Seminar by Julia Santos, Leiden University

The observable sulfur content in dense interstellar clouds and protostellar environments corresponds to only a small fraction of the expected cosmic value, with the bulk of its reservoir remaining currently unknown. One hypothesis is that the missing sulfur is locked away in or beneath the icy mantles that shroud interstellar dust grains, challenging its observation. This conspicuous characteristic unique to sulfur-bearing species makes them prominent puzzle pieces in understanding the evolution of volatile and refractory components throughout the different stages of star formation. Sulfur dioxide (SO2) and carbonyl sulfide (OCS) are particularly relevant since both are major carriers of gaseous sulfur and are the only sulfurated molecules detected in interstellar ices to date. Hydrogen sulfide (H2S) is another riveting case, whose efficient predicted formation on interstellar dust grains contrasts with its observationally constrained upper limits. In this seminar, I will showcase laboratory experiments on interstellar ice analogues that allow us to explore potential formation and destruction routes for sulfurated species. They offer particularly promising new pathways to OCS in interstellar ices, as well as direct quantification of H2S destruction mechanisms.

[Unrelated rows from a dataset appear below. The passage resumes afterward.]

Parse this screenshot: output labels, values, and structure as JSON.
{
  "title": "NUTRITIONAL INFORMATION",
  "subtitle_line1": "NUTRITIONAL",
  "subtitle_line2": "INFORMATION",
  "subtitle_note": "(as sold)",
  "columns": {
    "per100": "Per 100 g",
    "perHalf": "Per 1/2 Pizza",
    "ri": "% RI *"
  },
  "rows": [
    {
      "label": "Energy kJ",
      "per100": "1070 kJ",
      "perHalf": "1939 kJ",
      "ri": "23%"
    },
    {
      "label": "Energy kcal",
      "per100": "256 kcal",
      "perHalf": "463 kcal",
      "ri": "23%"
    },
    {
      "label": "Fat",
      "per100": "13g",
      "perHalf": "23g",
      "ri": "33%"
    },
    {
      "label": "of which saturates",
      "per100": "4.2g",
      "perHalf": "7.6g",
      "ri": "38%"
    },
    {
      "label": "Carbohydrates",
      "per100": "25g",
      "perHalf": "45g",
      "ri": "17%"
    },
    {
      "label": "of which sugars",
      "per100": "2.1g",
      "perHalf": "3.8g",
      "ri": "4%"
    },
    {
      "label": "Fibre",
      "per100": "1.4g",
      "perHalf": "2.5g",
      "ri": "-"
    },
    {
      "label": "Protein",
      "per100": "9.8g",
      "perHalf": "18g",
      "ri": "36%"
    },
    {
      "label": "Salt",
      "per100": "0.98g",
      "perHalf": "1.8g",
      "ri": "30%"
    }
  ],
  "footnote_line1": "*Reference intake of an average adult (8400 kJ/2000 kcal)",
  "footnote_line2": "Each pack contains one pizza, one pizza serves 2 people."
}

I will also present recent results on ALMA observations of gaseous SO2 and OCS towards protostars in comparison to ice counterparts obtained with infrared observatories—including JWST. Such comparisons provide powerful information on the chemical and physical environments of these molecules. Combined, our experimental and observational results contribute to elucidating the still elusive origin and fate of sulfur-bearing molecules in star-forming regions.